Le jeune cultiste détourna la tête, en proie à des sentiments contraires. Il était en présence d’un des hommes les plus importants de la Terre des Murmures. D'un autre côté, c’était aussi un vieillard impuissant et faible. S’il avait désiré se venger, il n’aurait eu qu’à le pousser par terre pour que ses os se brisent. Cependant, il ne ressentait aucune colère envers lui, même s’il était responsable des galères vécues six ans auparavant.
— Comment pourrais-je vous en vouloir, chuchota-t-il, les yeux au ciel qui se parsemait d'étoiles. Vous l’avez vue, ma femme, Orbia… Sans votre discours, ce jour-là, je ne serais pas arrivé jusqu’ici. Même si les raisons qui vous ont poussé à agir ne sont pas nobles, je vous dois cela. Aujourd’hui, qui plus est, vous avez sauvé les meubles. Franchement, je ne peux pas vous en vouloir.
L’Inquisiteur Menkera resta silencieux avant de pousser un grand soupir. Il ne semblait pas entièrement convaincu par ce que venait de lui confier Amset et affichait toujours un air triste et coupable. Il appela au loin un de ses Disciples et se dégagea de l’emprise du jeune homme.

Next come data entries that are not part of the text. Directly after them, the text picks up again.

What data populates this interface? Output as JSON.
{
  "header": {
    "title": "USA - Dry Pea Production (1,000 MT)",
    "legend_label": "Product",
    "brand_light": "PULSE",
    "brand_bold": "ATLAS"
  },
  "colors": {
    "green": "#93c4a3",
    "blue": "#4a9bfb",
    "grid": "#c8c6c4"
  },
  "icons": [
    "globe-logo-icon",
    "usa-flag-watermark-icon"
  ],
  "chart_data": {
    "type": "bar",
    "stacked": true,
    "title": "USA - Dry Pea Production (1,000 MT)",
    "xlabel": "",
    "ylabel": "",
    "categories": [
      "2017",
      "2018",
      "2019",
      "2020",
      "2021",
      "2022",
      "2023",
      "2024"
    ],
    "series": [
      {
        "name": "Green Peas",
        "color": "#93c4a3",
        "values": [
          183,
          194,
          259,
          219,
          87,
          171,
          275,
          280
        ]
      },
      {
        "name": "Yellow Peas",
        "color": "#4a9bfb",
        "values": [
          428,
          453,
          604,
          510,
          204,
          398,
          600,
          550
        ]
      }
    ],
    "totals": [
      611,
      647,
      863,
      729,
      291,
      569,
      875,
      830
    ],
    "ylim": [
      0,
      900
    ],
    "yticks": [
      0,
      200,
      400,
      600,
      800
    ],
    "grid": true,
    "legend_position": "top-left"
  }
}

— Je vais vous laisser. Puissiez-vous et votre famille vivre heureux encore longtemps, jeune Amset. Mais si je peux me permettre un conseil, méfiez-vous des autres Inquisiteurs. Les deux ici présents, en particulier, ont plus d’un tour dans leur sac.
Menkera laissa le Guide planté là, circonspect. Les paroles du vieillard l’avaient profondément troublé. Malgré ses propres dires, il ressentait une légère frustration d’avoir été manipulé dans sa jeunesse. Puis il se souvint qu’il attendait Orbia et, s’étonnant de ne pas la voir venir, partit à sa recherche.